Another way an underperforming employee can lower morale is by way of a negative attitude. Employees who don’t share a vision with their employer and seem disinterested will shed this energy onto their coworkers. It is terrible if just one employee is underperforming, let alone an entire team.
If slacking-off culture is not reprimanded, the results will reflect that. Instead, it is wise to make strict deadlines and enforce them. Holding a realistic yet distinct standard is an excellent way to keep employees engaged and striving to reach goals. You want your employees to feel excited about the company’s journey. Not moping around and maybe finishing their paperwork by 5.
5. Damage to Your Brand
A brand’s image takes years to build and can be destroyed in a few days. It is the most valuable asset for a business, yet equally as fragile. It is in your utmost interest to protect that image. Consumers will need interactions with your brand to be positive and satisfying to build trust. For example, in 2005, Chipotle rose to fame with their build-your-own quick-service Mexican American-style food. Their brand took a fatal hit in 2015 when a slew of restaurants experienced an E-coli and norovirus outbreak. A few headlines forever changed the image of Chipotle. Many factors contributed to the issues at Chipotle; could underperforming employees be one of them?

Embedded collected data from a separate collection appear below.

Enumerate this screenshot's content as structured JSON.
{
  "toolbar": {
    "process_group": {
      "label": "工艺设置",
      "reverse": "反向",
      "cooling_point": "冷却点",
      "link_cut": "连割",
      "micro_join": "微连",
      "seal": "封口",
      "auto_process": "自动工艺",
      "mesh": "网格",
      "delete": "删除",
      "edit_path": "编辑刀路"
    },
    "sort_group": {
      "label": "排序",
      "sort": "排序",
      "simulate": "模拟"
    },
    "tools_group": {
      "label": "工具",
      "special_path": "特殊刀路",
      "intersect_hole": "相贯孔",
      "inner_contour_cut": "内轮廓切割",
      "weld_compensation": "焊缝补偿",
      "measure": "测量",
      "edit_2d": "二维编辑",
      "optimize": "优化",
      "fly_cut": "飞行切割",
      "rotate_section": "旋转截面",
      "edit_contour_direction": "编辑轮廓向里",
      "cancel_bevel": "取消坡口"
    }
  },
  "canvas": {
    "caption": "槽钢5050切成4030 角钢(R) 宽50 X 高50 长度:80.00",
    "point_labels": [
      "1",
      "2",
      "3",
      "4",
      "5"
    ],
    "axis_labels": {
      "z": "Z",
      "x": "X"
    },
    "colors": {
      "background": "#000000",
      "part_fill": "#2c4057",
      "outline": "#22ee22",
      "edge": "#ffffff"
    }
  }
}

Chipotle believes that the meat they received was contaminated and stated that the food was improperly handled by employees, further spreading the contagion. Fewer people may have gotten sick if the employees dealt with the meat to protocol and used proper sanitizing guidelines. More proof that underperforming employees will affect the livelihood of every facet of the business, especially your brand.

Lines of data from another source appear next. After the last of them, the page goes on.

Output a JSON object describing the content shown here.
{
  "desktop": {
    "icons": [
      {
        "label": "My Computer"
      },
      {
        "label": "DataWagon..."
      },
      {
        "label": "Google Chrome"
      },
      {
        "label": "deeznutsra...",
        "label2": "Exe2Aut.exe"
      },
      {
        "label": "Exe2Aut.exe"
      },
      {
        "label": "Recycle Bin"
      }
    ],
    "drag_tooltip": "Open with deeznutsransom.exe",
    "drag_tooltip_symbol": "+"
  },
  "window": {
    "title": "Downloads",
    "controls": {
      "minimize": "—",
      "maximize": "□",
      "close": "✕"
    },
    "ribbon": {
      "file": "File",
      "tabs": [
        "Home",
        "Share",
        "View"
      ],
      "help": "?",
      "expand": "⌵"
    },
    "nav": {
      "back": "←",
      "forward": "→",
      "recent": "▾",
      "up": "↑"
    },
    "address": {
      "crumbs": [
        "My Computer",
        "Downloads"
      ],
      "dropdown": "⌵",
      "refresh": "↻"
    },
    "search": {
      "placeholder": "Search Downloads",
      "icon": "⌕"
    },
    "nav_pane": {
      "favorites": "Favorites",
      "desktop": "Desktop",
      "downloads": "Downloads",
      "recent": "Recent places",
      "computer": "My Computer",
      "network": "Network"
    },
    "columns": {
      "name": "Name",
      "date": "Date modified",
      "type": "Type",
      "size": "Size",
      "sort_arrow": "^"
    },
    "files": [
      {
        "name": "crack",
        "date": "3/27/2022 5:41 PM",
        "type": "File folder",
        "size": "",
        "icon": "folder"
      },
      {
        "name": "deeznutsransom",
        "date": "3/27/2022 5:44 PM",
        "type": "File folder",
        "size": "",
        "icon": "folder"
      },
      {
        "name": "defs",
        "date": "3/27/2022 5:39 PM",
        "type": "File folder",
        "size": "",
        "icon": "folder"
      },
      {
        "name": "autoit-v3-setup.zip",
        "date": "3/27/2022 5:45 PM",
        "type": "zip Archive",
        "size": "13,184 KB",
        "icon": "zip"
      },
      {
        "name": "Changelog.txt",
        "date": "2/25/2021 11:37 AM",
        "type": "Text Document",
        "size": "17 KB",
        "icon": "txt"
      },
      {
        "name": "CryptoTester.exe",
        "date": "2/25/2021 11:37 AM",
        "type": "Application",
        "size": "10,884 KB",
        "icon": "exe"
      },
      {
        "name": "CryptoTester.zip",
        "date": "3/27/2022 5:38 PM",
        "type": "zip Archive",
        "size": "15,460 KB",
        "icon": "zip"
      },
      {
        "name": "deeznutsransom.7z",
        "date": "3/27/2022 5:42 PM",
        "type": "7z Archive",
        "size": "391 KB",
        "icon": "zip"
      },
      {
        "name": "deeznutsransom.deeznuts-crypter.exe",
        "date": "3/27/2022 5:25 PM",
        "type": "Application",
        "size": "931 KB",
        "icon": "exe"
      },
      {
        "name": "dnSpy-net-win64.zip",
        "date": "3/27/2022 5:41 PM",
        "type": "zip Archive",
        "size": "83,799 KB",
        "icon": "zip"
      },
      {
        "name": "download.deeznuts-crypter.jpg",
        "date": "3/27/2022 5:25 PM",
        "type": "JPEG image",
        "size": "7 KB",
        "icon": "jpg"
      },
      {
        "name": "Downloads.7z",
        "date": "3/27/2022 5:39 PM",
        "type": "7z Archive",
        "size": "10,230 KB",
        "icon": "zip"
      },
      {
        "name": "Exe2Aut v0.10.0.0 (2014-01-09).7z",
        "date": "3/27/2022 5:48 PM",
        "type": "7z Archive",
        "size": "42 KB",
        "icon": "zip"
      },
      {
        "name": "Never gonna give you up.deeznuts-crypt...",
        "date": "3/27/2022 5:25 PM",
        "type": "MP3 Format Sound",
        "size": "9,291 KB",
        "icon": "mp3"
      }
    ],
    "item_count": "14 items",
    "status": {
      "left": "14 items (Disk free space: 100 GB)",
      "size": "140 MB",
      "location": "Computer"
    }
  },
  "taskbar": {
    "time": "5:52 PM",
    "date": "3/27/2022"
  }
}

What to Do When an Employee is Underperforming
Underperforming employees is an issue all leaders need to take seriously. So, what can be done to help the underperforming employee? First, it’s important to remember that every employee has the potential to improve. Their improvement will inevitably contribute to the success of the company. It’s important to take action as early as possible so you can keep your business growing strong.
You then want to meet with the employee to discuss their performance. Present to them what you have been observing. But, you also want to be open to hearing their responses. The reason for their underperformance may be something that has little to do with the job. Be sensitive to what they are going through in order to help them feel heard.
From there, you may want to create a plan of action. This may include:
- Identify the specific areas of performance that need improvement.
- Develop specific, measurable, and achievable goals for the employee to work towards.
- Set up regular check-ins and follow-ups.
During this process, do what you can to motivate your underperforming employee. This will ensure that they can continue improving without losing momentum. For more on some strategies that will help, check out our article What to Do When an Employee is Underperforming.
There are many ways to handle employees who are struggling with their work. In the case of Chipotle, not just the employees can be blamed, but management should also take accountability. Management must take notice and hold their employees to a specific standard. Employees who do not meet your criteria must be reassessed, trained, or reprimanded to improve work performance. In the worst-case scenario, it may be time to let them go.